According to calculations in a new report using the “most limited, conservative method,” the sum in question amounts to €1.3 trillion, a significant increase from earlier calculations in 2019 which amounted to €850 billion.
The German government reacted by saying it considers reparations to have been settled many years ago.
Kaczynski announced that the Polish government would officially demand reparations, but did not hint at a timeline, only adding that the process would be “long and difficult.” He pointed to the enormous cruelty of the occupation of Poland while expressing confidence that the German economy would be capable of carrying the burden of reparations over several decades.
Prime Minister Mateusz Morawiecki supported Kaczynski’s demands in a tweet, claiming that this wasn’t “only a settling of the past, but above all compensation for crippling Poland’s future.” Dietmar Nietan, Germany’s official for German-Polish cooperation, acknowledged German guilt, but referred to the reconciliation offered by the Poles as “the basis on which we can look toward the future together in a united Europe.”
The German government released a statement stressing that it considered the matter of reparations closed, referring to a declaration from 1953 in which Polish leadership of the time agreed to abstain from further claims from Germany. A spokesperson of the German Foreign Ministry said that “the position of the German government remains unchanged, the question of reparations has been settled.” He pointed out that several Polish governments had repeatedly confirmed the abstention of 1953, a fact that is “a significant basis of the current order of Europe,” adding that “Germany takes political and moral responsibility for the Second World War.”
The current Polish government however rejects this agreement as the result of pressure from the Soviet Union at the time.

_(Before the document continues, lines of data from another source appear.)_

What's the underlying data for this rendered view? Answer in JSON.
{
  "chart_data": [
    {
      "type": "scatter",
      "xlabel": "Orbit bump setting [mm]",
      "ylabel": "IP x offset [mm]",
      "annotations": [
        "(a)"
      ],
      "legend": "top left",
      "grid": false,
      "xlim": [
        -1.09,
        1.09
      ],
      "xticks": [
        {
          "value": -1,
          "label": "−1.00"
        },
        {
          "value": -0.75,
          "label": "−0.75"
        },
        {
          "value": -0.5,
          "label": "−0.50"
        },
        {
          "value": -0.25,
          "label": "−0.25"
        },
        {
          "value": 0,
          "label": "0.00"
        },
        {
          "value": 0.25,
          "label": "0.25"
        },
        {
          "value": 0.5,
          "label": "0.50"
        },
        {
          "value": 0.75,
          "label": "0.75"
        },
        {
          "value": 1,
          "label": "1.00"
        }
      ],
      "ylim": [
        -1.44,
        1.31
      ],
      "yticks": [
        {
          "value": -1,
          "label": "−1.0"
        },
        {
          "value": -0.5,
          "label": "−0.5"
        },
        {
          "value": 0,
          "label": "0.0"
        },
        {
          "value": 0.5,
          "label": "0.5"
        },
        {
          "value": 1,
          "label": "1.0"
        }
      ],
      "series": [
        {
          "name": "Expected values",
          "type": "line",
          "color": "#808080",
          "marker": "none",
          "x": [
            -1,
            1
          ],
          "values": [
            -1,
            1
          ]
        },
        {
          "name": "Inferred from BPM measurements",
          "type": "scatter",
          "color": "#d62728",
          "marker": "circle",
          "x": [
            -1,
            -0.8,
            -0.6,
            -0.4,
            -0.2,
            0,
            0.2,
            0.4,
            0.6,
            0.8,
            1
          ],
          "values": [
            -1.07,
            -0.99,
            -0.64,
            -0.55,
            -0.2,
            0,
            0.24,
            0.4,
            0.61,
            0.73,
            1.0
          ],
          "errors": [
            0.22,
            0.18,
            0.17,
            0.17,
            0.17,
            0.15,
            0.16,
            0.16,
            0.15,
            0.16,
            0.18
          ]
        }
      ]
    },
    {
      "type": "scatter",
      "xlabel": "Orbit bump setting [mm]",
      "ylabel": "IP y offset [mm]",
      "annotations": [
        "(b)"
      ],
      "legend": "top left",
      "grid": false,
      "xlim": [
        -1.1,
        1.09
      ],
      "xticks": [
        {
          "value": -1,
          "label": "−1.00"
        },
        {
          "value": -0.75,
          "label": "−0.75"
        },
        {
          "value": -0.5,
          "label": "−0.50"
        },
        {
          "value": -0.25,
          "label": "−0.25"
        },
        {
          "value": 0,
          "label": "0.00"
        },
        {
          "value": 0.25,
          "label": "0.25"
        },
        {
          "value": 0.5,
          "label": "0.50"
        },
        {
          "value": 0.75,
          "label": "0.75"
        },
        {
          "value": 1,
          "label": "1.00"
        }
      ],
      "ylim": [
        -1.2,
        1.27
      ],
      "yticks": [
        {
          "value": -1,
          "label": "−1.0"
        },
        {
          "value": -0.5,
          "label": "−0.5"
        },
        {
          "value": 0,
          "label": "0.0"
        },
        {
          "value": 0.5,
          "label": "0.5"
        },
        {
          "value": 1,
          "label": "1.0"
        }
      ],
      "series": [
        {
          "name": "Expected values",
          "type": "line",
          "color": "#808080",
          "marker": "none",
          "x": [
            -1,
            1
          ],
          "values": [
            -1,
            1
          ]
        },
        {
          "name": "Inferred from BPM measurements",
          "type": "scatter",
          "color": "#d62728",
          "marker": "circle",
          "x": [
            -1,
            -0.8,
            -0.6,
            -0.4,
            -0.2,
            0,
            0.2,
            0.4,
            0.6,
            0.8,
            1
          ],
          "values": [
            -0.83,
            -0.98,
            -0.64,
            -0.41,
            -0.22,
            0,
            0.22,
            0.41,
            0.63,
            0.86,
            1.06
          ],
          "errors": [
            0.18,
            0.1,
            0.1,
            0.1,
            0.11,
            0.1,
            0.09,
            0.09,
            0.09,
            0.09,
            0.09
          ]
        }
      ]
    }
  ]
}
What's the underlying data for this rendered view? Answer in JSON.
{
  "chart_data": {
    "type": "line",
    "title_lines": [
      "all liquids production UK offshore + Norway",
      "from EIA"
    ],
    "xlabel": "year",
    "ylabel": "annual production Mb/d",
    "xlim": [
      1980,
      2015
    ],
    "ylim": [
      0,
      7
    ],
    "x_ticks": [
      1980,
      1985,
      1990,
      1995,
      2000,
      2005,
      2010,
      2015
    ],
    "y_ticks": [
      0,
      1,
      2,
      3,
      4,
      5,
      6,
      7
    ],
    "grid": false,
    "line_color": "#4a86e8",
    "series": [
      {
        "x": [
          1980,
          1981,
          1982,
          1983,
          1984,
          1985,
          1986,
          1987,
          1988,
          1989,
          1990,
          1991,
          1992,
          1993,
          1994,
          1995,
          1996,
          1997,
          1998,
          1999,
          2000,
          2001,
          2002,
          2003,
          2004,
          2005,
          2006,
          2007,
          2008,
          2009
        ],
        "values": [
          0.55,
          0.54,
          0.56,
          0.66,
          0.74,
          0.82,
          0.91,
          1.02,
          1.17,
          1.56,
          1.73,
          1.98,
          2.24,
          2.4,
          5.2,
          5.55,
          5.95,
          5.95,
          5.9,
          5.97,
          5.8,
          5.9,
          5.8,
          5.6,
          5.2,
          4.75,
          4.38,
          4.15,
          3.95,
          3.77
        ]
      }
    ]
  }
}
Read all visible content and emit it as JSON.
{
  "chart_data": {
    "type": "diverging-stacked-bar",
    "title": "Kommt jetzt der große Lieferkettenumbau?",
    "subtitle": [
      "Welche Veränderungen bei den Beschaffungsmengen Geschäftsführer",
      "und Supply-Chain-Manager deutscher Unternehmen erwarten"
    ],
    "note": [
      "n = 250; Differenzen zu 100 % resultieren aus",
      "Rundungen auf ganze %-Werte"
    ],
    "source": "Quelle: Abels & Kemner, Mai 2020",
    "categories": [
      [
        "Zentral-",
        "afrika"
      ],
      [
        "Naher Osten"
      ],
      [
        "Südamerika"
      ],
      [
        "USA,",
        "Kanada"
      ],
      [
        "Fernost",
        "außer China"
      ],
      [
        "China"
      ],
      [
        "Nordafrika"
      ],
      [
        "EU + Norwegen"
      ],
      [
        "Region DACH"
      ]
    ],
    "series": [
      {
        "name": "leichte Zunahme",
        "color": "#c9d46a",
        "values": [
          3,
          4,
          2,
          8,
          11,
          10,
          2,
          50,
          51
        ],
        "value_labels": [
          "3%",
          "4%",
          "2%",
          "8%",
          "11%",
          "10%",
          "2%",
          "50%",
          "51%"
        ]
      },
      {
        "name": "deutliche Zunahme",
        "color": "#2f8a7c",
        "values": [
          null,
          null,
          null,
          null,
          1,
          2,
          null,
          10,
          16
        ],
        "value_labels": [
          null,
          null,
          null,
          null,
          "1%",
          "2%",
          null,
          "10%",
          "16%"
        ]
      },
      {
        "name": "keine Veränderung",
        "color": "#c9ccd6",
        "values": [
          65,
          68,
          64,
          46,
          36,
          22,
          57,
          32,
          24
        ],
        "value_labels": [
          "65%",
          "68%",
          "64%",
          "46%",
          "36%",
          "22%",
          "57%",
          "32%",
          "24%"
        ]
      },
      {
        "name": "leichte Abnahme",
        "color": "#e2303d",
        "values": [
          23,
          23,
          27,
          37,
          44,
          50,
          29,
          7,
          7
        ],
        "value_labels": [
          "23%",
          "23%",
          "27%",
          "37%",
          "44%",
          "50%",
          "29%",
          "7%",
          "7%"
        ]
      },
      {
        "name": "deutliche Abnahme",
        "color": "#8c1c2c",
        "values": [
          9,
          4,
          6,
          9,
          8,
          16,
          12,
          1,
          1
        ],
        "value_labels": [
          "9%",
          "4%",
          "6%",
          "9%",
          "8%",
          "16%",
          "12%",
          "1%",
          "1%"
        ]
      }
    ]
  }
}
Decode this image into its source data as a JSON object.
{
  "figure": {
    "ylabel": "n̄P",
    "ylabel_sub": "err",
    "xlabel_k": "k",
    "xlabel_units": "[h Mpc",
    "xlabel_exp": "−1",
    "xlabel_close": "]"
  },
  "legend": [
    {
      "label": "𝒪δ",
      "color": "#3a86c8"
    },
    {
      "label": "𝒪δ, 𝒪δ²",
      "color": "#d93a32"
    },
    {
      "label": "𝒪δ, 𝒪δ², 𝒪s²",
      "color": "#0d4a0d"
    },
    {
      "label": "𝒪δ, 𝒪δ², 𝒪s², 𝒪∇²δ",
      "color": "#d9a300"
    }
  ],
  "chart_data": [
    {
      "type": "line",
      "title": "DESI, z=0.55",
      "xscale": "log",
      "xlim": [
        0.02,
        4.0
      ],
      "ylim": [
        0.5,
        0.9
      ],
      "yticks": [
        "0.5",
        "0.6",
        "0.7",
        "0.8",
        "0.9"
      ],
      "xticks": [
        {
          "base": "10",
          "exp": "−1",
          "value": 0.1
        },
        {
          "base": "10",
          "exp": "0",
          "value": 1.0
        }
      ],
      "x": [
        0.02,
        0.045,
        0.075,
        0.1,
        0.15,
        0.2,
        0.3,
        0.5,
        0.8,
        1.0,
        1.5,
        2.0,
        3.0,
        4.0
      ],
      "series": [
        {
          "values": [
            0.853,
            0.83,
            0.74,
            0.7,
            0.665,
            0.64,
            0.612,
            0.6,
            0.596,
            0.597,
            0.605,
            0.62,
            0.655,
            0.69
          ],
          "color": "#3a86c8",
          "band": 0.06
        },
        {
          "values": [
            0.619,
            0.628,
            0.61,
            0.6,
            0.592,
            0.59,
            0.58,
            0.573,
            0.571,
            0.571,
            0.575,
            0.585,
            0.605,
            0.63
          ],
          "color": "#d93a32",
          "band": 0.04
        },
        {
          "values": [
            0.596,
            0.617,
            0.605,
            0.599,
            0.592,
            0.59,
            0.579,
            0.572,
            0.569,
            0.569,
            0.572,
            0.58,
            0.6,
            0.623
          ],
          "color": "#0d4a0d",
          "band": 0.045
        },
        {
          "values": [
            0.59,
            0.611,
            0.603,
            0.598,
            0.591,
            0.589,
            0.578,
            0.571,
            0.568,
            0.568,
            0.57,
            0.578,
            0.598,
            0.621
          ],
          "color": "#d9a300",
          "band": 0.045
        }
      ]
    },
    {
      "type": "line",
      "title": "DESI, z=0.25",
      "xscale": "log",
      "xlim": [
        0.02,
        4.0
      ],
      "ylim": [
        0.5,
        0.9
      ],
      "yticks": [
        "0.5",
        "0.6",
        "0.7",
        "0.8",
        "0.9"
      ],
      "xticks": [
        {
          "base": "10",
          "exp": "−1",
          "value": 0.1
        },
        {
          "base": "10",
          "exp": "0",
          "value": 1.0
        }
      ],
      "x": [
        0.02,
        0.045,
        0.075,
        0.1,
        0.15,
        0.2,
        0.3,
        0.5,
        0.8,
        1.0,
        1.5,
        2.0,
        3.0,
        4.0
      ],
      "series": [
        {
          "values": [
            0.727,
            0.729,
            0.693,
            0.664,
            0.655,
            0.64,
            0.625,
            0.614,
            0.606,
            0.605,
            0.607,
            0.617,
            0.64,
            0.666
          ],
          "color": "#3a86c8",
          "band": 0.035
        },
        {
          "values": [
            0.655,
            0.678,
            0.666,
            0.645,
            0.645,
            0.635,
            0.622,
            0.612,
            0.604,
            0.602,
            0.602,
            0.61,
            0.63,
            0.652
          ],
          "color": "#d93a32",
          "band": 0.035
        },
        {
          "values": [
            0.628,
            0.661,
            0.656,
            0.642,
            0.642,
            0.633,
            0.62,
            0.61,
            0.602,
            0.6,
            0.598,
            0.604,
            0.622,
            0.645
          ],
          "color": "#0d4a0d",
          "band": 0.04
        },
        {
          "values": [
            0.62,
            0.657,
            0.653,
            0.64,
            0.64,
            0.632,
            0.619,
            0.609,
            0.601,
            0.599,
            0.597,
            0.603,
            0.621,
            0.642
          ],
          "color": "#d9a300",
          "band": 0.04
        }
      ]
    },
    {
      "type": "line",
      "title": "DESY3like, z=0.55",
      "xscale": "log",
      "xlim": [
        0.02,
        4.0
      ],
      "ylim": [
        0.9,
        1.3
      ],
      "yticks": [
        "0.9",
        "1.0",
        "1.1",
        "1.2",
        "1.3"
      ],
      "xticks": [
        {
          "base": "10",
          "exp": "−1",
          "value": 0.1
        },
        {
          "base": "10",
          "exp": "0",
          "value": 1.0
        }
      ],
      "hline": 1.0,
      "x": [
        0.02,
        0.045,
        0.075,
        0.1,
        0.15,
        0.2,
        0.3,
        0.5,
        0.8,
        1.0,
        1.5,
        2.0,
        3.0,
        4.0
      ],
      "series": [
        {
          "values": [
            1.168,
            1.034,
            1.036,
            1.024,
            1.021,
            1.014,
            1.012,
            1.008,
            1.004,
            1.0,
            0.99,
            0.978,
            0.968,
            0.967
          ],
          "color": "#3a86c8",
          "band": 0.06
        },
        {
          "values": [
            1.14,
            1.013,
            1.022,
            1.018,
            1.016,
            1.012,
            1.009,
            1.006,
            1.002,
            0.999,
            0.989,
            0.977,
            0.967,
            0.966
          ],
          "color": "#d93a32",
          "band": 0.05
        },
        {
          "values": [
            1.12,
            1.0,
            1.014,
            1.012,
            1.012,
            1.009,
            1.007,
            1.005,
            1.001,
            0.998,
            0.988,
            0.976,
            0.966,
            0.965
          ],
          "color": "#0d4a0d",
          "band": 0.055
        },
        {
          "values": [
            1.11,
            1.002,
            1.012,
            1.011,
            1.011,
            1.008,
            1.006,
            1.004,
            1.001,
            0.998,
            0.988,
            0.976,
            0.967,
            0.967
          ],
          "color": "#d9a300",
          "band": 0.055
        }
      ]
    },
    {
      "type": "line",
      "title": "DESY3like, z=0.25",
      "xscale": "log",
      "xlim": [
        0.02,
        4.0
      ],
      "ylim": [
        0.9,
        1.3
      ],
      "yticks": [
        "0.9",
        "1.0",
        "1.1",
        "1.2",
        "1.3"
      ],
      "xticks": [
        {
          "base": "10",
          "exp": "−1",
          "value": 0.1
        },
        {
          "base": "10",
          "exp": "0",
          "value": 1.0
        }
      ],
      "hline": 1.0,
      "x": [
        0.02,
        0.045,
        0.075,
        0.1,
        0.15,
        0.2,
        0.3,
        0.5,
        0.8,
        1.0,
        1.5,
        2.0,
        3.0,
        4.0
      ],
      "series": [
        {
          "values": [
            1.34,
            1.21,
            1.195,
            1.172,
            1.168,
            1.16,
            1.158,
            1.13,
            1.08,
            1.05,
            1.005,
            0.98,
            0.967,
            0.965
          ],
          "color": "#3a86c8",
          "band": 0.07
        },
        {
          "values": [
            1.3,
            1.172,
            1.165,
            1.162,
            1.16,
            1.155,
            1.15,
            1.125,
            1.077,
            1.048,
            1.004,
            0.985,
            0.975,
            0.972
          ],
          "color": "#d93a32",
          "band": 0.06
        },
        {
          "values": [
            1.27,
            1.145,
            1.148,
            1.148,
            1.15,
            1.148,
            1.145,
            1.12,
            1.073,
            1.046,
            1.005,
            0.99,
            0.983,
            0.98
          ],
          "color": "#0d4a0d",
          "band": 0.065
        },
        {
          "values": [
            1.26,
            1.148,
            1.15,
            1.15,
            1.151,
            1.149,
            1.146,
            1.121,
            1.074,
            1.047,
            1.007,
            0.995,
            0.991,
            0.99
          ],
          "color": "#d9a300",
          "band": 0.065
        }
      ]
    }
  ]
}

In Poland, political opposition suspects the challenge as a distraction maneuver. Grzegorz Schetyna, a lawmaker of the Polish opposition, called the report a “game in internal politics,” a notion supported by the opposition leader Donald Tusk, who claimed the call for reparations was mostly about “rebuilding support for the ruling party.”
Poland isn’t the only country raising hopes for further reparations. Greece recently estimated the war damage at €289 billion and may consider demanding reparations. Such claims are supported by the German historian Karl Roth, who suggests that Poland will succeed in their demand “if it joins forces on the issue of reparations with all other countries whose compensation claims have so far been satisfied to a low extent.” Besides Poland and Greece, that would include the states of former Yugoslavia, Ukraine, Belarus, and “other occupied territories of the former USSR.”